OPINION - 18 / 02 / 2022

Stephan Langevin

Associé principal et directeur création

​Le façadisme, une pratique acceptable ou un raccourci trop facile

En architecture, le façadisme est une pratique qui consiste à démolir un immeuble, souvent patrimonial, en ne conservant que sa façade sur rue, et en reconstruisant à neuf ce qui se trouve derrière et ce, sans égard à la condition d'origine du bâtiment.

Plusieurs exemples de cette pratique, passés ou récents, sont présents dans notre environnement urbain. Il y a quelques années, à Québec, la saga de la façade du Patro Saint-Vincent de Paul avait fait couler beaucoup d'encre et avait mis en lumière auprès du public les risques de cette pratique à l'égard de notre patrimoine bâti.

En effet, un des piège du façadisme est que la pratique devienne un raccourci facile, une manière de dédouaner les promoteurs de leurs responsabilités face à la mise en valeur et la conservation de notre patrimoine commun, mais dont ils sont propriétaires. À moins que l'immeuble ait été exposé à des intempéries ou à d'autres conditions exceptionnelles pendant des années, il est extrêmement rare qu'il soit totalement impossible de réhabiliter ou consolider la structure d'origine d'un bâtiment.

C'est bien vrai qu'il y a un coût élevé et un niveau de complexité technique et fonctionnelle important associés à la réelle sauvegarde d'un bâtiment historique. Mais, ces limites ne devraient pas supplanter le devoir de conservation de notre patrimoine. Ceci dit, lorsqu'il n'y a réellement aucune façon de sauver la structure principale d'un bâtiment, en conserver uniquement la façade devient une solution tout à fait louable.
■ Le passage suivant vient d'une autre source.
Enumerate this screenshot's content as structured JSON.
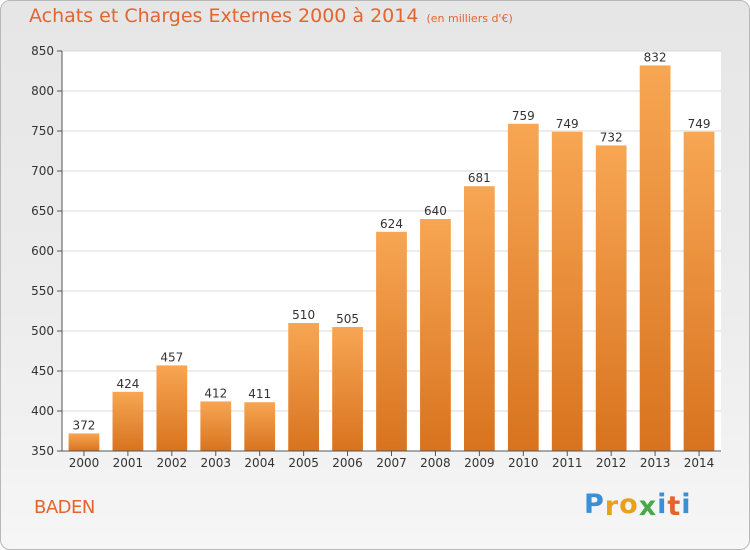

Bien qu'il existe quelques exemples intéressants, cette pratique ne devrait pas devenir la norme. Aucune règlementation ne devrait favoriser, d'une manière ou d'une autre, la naissance de ces bâtiments qui relèguent, la plupart du temps, des morceaux importants de notre patrimoine au rang de simple masque sans âme, au sourire figé et factice.